Fermeture des blocs opératoires des hôpitaux de proximité : recul du gouvernement

Le gouvernement a décidé de reporter sine die la parution du décret imposant la fermeture des blocs opératoires de petits hôpitaux. Cette reculade est le résultat des mobilisations locales contre la fermeture d’hôpitaux ou de maternité de proximité, comme à Vire, mi-juillet.

Le ministère a fixé la barre à 1500 opérations dans l’année. En deçà, fermeture ! Soi-disant au nom de la sécurité des patients, alors que l’objectif réel est de supprimer des emplois publics et de favoriser le secteur privé.

La fermeture des unités de proximité, chirurgie ou maternité, aurait des conséquences néfastes pour les populations.

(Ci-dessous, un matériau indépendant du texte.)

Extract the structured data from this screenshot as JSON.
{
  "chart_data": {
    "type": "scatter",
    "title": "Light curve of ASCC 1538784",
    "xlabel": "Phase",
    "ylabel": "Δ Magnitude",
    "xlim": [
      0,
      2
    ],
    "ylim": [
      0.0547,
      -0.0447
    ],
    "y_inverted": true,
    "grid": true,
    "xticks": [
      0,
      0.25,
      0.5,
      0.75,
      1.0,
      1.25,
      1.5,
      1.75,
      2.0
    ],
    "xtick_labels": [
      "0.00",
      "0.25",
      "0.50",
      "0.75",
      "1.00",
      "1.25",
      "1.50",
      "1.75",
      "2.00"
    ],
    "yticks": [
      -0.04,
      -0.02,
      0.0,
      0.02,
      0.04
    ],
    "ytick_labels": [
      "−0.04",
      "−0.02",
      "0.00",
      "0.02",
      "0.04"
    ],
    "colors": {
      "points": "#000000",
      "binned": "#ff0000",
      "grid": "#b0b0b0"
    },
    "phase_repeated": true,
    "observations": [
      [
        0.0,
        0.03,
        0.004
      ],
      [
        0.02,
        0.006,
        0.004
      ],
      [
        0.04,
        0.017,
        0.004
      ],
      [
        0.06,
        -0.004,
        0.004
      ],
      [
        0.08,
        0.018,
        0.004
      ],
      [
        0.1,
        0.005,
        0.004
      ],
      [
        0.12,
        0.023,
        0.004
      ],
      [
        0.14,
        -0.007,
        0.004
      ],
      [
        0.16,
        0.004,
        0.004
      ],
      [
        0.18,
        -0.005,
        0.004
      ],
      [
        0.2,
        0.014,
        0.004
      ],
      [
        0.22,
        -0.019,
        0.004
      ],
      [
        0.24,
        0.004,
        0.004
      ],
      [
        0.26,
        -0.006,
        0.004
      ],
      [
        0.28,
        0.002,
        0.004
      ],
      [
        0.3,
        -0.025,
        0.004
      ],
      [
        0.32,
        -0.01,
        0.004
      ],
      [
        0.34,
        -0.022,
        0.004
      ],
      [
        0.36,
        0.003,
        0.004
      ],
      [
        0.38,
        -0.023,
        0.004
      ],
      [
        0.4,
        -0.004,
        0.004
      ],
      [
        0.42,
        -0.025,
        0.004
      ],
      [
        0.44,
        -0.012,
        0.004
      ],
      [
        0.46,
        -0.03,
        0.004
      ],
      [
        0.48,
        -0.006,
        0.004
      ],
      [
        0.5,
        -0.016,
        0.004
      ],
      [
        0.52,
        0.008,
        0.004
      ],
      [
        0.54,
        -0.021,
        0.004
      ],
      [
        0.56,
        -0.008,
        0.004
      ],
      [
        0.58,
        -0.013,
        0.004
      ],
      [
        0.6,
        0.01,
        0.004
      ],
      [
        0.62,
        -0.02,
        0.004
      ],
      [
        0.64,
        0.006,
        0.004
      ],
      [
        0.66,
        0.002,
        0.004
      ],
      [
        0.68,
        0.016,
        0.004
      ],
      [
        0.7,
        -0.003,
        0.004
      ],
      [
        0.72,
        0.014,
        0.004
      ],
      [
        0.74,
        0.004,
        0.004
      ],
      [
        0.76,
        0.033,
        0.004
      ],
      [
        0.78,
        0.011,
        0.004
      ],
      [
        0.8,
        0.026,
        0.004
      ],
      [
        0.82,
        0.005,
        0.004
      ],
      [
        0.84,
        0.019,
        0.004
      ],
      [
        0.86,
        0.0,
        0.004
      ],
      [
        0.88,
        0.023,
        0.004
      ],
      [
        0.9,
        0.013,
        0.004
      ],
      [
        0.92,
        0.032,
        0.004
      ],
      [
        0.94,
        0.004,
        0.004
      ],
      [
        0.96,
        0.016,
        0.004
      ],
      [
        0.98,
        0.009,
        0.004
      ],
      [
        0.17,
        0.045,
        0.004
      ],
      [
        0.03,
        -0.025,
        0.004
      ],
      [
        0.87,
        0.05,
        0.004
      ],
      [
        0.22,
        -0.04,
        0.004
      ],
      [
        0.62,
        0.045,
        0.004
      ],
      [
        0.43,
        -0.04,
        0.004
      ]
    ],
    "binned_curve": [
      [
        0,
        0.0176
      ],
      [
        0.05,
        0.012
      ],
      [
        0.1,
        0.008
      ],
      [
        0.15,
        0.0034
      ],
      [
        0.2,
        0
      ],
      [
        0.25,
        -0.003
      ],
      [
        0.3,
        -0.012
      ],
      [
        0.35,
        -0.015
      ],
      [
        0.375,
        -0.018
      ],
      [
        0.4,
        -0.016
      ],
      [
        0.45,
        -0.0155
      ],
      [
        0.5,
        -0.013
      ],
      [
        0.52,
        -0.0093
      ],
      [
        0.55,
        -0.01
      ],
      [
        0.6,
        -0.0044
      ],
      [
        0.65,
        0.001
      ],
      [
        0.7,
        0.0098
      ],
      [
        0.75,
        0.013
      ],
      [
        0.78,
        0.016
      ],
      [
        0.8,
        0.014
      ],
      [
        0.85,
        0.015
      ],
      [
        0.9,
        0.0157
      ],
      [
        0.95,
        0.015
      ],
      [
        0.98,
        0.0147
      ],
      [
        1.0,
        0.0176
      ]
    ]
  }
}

Les conditions de suivi et d’accouchement se dégraderaient, de nombreuses femmes devant effectuer des kilomètres en plus. Pour les services de chirurgie, ce seraient les cliniques privées qui se retrouveraient en situation de monopoles… pour les malades qu’elles acceptent de prendre. Car les cliniques trient leurs «clients» et réorientent vers les hôpitaux publics les interventions trop lourdes ou les malades ayant des pathologies chroniques. Des hôpitaux publics qui se trouveraient éloignés des lieux d’habitation de ces patients.

Les luttes locales contre les fermetures se sont multipliées. Comme à Vire, où un rassemblement a été organisé en plein mois de juillet et où le collectif local « Touche pas à mon hosto, touche pas à ma santé » s’est étoffé. A Valréas (Vaucluse), le comité de défense de l’hôpital a gagné contre Roselyne Bachelot devant le tribunal administratif l’annulation de la fermeture de la maternité. Le gouvernement a été forcé de tenir compte de cette fronde qui a gagné les élus au travers de l’Association des petites villes de France. Pour autant, il s’est empressé d’affirmer que l’objectif de fermer les petits bocs opératoires n’était pas abandonné. Mercredi 28 juillet, le porte-parole du gouvernement a indiqué que Roselyne Bachelot souhaitait « prendre le temps de l’explication ». Comme si personnels et usagers n’avaient pas compris !

Il faut donc rester vigilants et, comme à Vire, continuer à regrouper toutes les forces politiques, syndicales et associatives, avec les usagers, pour la sauvegarde des maternités et des hôpitaux de proximité.